There's a curious phenomenon in financial markets that I call "Jensen Huang Syndrome": you deliver the best quarter in your company's history, crush every estimate, and the market still slaps you across the face. That's exactly what happened to Nvidia last month.
Now, check out the irony.
Hock Tan, Broadcom's CEO — a guy who looks like he walked straight out of a Michael Mann movie, ice-cold, calculating, zero fluff — got on the earnings call and did what Jensen couldn't: he convinced the market.
The stock climbed 4% on Thursday. And it wasn't because of a pretty PowerPoint.
What the guy said that made Wall Street drool
Tan told analysts he expects AI chip revenue in 2027 to be "significantly above $100 billion." Read that again. Significantly. Above. One hundred billion dollars.
For those who don't grasp what that means: all of Broadcom brought in about $51 billion in the last fiscal year. The guy is basically saying that the AI division alone will be bigger than the entire company is today. And this isn't ten years from now — it's 2027.

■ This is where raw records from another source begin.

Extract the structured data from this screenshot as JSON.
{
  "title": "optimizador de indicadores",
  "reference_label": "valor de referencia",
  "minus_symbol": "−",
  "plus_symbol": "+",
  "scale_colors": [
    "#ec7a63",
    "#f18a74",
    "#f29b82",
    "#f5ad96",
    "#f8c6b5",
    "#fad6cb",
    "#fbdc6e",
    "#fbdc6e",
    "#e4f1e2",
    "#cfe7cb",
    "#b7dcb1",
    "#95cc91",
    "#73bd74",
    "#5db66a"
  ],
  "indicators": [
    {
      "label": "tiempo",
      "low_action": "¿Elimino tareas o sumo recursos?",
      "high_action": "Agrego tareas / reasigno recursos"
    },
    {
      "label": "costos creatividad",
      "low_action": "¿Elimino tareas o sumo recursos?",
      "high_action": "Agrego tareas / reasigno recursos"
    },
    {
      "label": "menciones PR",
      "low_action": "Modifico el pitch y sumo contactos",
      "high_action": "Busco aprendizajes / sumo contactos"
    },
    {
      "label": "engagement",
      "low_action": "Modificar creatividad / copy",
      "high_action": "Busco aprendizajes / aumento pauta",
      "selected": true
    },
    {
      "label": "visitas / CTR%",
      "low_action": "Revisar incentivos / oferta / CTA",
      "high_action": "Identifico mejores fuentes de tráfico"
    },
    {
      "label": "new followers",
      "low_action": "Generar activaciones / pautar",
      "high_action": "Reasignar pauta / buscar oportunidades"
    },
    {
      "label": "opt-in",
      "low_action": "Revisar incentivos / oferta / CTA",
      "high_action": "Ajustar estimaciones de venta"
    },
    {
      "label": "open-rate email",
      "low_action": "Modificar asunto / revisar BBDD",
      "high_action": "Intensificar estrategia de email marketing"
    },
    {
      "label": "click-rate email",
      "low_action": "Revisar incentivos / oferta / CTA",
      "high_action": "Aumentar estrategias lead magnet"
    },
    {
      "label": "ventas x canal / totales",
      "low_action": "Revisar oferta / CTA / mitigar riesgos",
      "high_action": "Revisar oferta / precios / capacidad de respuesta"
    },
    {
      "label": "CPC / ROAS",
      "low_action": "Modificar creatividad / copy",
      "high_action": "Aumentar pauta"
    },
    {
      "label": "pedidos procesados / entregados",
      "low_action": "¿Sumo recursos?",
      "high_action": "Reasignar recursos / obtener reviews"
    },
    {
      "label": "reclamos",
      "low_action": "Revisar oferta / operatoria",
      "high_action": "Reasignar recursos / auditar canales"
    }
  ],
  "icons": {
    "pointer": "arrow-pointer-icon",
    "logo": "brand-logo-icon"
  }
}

JPMorgan pulled out the calculator and estimated the company could hit between $12 to $15 billion in revenue per gigawatt of capacity. They raised their estimates "conservatively" to $120 billion or more in AI revenue.
Conservatively. A hundred and twenty billion. Sure.
Why Tan convinced and Jensen didn't
Here's where the most interesting lesson of this whole story lives, and no suit-wearing analyst is going to tell you this.
Delivering numbers isn't enough. You need to kill the doubt sitting in the market's head.
The doubt with Nvidia was: "How long can this last?" Jensen didn't put that bullet down. Tan killed three at once:
First: he said he already has high-bandwidth memory and cutting-edge wafers locked in through 2028. At a time when everyone's fighting over HBM like dogs over a bone, the guy already secured the supply. That's management, damn it.
Second: he stated that AI business margins will be consistent with the rest of Broadcom's semiconductor business. In other words, none of that "we grew revenue but margins went to hell" nonsense. The yields are there, costs are under control.
Third — and this is the most elegant one: he used Nvidia itself as a shield. Tan argued that hyperscalers building their own custom chips can't afford to have "a chip that's just good enough." They need the best, because they're competing against each other and against Nvidia, "which isn't letting its guard down one bit."
It's like chess: he turned his biggest competitor into a reason for the customer to keep buying from him. Brilliant.
The ripple effect — and who got burned
A strong quarter from a giant always splashes around. Credo jumped 10% and Amphenol 4%, both copper connectivity manufacturers — which is what Broadcom uses to connect AI servers. The market's bet is that copper is winning the war against optical technology in this segment.
On the other side of the ring, Lumentum and Coherent — betting on optical tech — each dropped more than 4%. The market shows no mercy: it picked a side and punished the other on the same day.
What this means for the investor who isn't a sucker
Look, I'm not a fan of buying a stock after a 4% pop on earnings day. People who do that are usually the last minnow swimming into the school of fish.
But what's worth paying attention to here is Hock Tan's mental framework. The guy isn't a showman. He's not posting chip selfies on LinkedIn. He makes surgical acquisitions (remember VMware?), locks down supply chains years ahead, and talks to analysts like an adult talks to an adult.
In a world of tech CEOs who act like social media influencers, Tan is a welcome anomaly. He's the guy with real skin in the game.
Goldman Sachs said Broadcom delivers "the lowest inference cost for its hyperscaler clients" and is cutting costs at the same pace as leader Nvidia. If that holds up, $100 billion might actually be conservative.
So tell me: are you going to keep thinking AI is a bubble while these guys are locking up memory capacity through 2028, or are you at least going to consider that maybe — just maybe — this time the fundamentals actually support the narrative?